The issue is that an upper-bound version is allowed to move left past the final matching value. For the last occurrence, you want to keep a matching mid in play and bias mid to the right so left = mid still makes progress. That is why the duplicate-at-the-end case works with the adjusted midpoint.
The smallest fix is this:
while (left < right) {
const mid = Math.floor((left + right + 1) / 2);
if (nums[mid] <= target) {
left = mid;
} else {
right = mid - 1;
}
}
Tiny version of the same idea:
const mid = Math.floor((left + right + 1) / 2);
With mid biased right and left = mid kept in play:
+ 1 makes sure adjacent left and right do not stall the loop.
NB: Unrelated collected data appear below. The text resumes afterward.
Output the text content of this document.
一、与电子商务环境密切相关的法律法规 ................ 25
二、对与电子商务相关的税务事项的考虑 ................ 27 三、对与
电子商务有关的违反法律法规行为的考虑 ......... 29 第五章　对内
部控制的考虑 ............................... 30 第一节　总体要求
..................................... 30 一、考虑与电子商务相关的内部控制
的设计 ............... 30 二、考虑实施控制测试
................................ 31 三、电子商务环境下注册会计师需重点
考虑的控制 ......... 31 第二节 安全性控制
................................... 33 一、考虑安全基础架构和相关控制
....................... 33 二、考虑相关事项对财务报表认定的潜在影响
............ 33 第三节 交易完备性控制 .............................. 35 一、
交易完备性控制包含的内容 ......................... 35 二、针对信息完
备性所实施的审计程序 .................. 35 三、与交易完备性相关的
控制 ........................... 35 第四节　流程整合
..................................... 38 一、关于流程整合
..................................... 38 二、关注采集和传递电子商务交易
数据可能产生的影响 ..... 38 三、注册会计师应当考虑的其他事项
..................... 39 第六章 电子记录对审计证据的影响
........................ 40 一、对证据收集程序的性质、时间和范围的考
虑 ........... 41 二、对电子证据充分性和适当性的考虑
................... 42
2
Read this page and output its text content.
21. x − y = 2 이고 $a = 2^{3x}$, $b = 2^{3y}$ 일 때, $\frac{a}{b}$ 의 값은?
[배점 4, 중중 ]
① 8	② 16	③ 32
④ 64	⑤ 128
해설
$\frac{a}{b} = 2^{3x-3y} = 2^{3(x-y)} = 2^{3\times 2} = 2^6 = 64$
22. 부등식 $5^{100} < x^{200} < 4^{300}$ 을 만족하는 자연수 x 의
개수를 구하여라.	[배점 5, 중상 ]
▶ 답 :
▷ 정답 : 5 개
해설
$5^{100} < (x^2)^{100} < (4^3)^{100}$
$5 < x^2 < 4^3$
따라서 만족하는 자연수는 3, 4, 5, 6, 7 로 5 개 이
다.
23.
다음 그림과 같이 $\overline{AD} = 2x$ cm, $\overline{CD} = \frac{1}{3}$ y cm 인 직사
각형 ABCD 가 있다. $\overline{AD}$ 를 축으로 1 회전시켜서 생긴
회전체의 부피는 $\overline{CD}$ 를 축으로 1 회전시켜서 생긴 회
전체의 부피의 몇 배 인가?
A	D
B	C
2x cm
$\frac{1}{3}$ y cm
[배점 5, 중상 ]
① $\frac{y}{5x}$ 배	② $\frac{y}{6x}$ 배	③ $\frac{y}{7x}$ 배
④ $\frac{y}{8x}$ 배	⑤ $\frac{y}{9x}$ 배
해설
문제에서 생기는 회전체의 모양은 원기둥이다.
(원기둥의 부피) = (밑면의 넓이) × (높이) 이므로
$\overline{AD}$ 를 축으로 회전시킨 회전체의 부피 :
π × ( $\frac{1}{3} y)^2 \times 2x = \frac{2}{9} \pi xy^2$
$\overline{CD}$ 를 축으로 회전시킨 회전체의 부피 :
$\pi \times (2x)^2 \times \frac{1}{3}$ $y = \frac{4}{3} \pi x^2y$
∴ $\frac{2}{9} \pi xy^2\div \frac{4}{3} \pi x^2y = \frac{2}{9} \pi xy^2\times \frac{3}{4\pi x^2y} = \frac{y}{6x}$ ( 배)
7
left = mid preserves the current matching candidate instead of stepping past the last duplicate.
So the final nums[left] === target check is done on a real candidate index.
You can see left, right, and mid land on the tail duplicate here:
function lastIndexOfTarget(nums, target) {
if (nums.length === 0) return -1;
let left = 0;
let right = nums.length - 1;
while (left < right) {
const mid = Math.floor((left + right + 1) / 2);
if (nums[mid] <= target) {
left = mid;
} else {
right = mid - 1;
}
}
return nums[left] === target . left : -1;
}
console.log(lastIndexOfTarget([1, 2, 2, 2], 2)); // 3
console.log(lastIndexOfTarget([1, 2, 2, 3], 2)); // 2
console.log(lastIndexOfTarget([1, 3, 4], 2)); // -1
If you actually wanted the insertion point after the target run, the original upper-bound shape was the right one.